February is Heart Month

According to the Heart Association: Every minute in the United States, someone’s wife, mother, daughter, or sister dies from heart disease, stroke, or other forms of cardiovascular disease. Although heart disease death rates among men have declined steadily over the last 25 years, rates among women have fallen significantly less. What are the differences between men and women with heart disease?
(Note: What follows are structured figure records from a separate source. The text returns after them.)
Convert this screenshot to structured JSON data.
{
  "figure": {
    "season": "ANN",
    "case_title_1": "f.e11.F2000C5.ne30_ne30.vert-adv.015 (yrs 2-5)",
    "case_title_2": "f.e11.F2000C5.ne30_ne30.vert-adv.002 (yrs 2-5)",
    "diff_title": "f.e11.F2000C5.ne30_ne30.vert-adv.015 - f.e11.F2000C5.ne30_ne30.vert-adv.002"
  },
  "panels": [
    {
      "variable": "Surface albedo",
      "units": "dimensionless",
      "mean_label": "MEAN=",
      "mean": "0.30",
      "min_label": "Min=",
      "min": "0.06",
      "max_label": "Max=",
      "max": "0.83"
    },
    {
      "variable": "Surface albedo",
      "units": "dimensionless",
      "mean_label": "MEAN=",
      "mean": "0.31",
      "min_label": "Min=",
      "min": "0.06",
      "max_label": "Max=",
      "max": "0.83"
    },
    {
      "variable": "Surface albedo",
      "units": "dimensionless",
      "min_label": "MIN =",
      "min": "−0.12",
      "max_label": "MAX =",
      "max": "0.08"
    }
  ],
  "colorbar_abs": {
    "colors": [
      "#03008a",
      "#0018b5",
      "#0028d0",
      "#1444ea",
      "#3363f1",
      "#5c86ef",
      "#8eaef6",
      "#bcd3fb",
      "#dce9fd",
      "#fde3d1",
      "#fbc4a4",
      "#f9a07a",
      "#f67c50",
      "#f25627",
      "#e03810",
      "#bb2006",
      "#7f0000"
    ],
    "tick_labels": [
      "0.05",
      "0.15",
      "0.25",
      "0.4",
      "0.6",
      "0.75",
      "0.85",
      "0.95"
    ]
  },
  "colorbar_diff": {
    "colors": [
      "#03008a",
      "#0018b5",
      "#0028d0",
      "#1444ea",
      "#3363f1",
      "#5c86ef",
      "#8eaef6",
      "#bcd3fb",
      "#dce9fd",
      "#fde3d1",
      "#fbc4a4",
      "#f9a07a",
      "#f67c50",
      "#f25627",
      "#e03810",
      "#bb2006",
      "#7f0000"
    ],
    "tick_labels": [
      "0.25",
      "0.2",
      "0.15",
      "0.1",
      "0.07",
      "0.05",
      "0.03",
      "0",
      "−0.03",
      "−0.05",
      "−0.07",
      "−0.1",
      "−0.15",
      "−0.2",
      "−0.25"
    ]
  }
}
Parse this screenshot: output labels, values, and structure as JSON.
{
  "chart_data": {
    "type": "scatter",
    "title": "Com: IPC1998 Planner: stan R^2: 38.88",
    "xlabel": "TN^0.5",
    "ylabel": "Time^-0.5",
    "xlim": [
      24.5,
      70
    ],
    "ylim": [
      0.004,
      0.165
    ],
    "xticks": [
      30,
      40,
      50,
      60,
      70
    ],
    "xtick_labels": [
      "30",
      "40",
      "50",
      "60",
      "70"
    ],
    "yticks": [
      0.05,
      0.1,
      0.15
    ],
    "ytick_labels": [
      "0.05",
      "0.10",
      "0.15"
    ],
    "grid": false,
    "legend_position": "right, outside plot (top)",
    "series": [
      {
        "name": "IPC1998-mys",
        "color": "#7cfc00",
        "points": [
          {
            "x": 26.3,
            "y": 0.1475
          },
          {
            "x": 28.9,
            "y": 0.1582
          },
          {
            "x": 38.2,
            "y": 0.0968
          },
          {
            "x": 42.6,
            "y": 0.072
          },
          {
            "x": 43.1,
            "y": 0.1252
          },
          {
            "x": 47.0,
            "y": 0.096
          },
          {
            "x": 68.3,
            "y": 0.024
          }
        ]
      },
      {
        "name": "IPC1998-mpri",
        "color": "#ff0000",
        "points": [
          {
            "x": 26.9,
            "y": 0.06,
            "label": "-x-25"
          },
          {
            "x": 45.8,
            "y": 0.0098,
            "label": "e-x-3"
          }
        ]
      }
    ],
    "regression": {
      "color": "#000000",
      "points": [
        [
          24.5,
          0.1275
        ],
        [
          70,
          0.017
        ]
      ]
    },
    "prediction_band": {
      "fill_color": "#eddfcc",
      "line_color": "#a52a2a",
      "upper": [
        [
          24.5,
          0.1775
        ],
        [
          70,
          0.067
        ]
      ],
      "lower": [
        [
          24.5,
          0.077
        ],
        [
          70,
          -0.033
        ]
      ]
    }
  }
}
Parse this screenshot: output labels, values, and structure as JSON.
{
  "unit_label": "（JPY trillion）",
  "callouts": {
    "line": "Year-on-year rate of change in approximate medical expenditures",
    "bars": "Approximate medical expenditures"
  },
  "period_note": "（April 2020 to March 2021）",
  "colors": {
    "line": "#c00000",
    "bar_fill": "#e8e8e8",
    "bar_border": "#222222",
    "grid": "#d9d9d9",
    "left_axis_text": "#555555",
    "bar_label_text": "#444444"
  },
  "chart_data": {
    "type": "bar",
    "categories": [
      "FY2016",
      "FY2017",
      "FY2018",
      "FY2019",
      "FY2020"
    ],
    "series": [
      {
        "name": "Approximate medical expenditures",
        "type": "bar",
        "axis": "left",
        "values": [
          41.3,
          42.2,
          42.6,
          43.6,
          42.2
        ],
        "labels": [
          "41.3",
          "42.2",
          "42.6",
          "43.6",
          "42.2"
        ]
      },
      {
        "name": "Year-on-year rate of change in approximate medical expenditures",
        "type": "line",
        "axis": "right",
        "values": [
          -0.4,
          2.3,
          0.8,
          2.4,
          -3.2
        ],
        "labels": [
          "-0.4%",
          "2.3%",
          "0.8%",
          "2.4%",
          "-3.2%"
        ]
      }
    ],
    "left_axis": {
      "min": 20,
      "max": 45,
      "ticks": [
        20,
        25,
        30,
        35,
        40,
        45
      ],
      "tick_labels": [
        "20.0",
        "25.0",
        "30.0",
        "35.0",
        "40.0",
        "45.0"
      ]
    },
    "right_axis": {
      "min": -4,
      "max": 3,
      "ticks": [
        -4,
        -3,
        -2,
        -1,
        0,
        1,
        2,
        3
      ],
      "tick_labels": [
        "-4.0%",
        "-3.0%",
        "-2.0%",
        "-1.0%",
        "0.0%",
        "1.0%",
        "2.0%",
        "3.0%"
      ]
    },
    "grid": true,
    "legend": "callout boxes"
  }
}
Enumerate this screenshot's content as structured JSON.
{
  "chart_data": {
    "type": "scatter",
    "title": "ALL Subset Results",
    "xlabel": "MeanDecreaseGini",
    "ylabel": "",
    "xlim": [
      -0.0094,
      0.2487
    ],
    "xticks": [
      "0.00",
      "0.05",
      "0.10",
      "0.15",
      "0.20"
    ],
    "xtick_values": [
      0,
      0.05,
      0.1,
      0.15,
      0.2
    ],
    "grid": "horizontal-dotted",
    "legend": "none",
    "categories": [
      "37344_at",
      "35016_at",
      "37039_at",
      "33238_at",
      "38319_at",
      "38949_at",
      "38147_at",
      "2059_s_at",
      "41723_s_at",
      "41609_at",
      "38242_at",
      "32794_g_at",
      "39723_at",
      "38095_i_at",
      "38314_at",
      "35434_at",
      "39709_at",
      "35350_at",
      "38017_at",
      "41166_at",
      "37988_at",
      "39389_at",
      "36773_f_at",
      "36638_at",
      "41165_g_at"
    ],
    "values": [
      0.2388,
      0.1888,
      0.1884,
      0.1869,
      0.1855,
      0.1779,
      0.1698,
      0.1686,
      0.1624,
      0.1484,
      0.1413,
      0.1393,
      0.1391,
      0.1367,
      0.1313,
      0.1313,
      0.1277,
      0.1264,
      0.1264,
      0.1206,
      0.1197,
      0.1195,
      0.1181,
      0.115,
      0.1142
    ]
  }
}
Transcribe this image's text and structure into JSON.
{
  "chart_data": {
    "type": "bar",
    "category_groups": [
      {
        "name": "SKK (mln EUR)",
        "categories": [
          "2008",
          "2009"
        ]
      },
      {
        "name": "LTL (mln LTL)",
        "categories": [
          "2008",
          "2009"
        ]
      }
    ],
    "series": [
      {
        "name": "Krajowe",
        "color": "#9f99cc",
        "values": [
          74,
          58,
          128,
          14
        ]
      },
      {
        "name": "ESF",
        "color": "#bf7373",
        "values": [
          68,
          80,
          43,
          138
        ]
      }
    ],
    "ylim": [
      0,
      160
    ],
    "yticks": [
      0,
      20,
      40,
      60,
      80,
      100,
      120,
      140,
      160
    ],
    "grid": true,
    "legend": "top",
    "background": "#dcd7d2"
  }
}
  1. Women have risk factors men don’t have. Certain diseases found only in women increase the risk of Coronary Artery Disease (CAD). These include endometriosis, polycystic ovary disease (PCOS), diabetes, and high blood pressure that develops during pregnancy. Women also share traditional risk factors with men, such as high blood pressure, high blood sugar levels, high cholesterol levels, smoking, and obesity. Like men, women can be impacted by a family history of heart disease, particularly when a father or brother was diagnosed with CAD before age 55 or a mother or sister was diagnosed before age 65.
  2. Women are generally older when they have their first heart attack. Men are at risk for heart attack much earlier in life than women. Estrogen offers women some protection from heart disease until after menopause when estrogen levels drop. This is why the average age for a heart attack in women is 70, but 66 in men.
  3. The symptoms of heart attack can be different in women. Chest pain (also described as a crushing weight on the chest) is the most common symptom of heart attack in men. Some women also experience chest pain, but they are more likely to have different symptoms. Women often experience subtler symptoms for three or four weeks before a heart attack.
    1. New or dramatic fatigue. You aren’t exerting yourself, but you feel deeply fatigued, but can’t sleep, or have a “heavy” chest.
    2. Shortness of breath or sweating. Look out for when either symptom occurs without exertion, is accompanied by a symptom such a chest pain or fatigue, worsens over time after exertion, or sparks a cold, clammy feeling that occurs without cause. Also, if shortness of breath worsens when lying down and is relieved when you sit up. 
    3. Pain in the neck, back, or jaw. Look out for when there is no specific muscle or joint that aches or when the discomfort worsens when you are exerting yourself and stops when you stop. The pain can be in either arm; whereas, it’s usually the left arm in men. Also, pay attention to pain that starts in the chest and spreads to the back, pain that occurs suddenly and may awaken you at night, or pain in the lower left side of the jaw.
  4. CAD in women is sometimes hard to diagnose. An X-ray movie (angiogram) taken during cardiac catheterization is used for finding narrowings/blockages in the heart’s large arteries. But CAD in women often affects the small arteries which cannot be clearly seen on an angiogram.
  5. A heart attack is harder on a woman than a man. Women don’t tend to do as well as men after a heart attack. They often require a longer hospital stay and are more likely to die before leaving the hospital.
  6. Women don’t always get the proper medications after a heart attack. After a heart attack, women are at greater risk of developing a blood clot that can cause another heart attack. It is unknown why women do not get the medications required to prevent blood clots.

No matter if you are male or female, if you experience any of these symptoms, have the ambulance take you to the emergency room!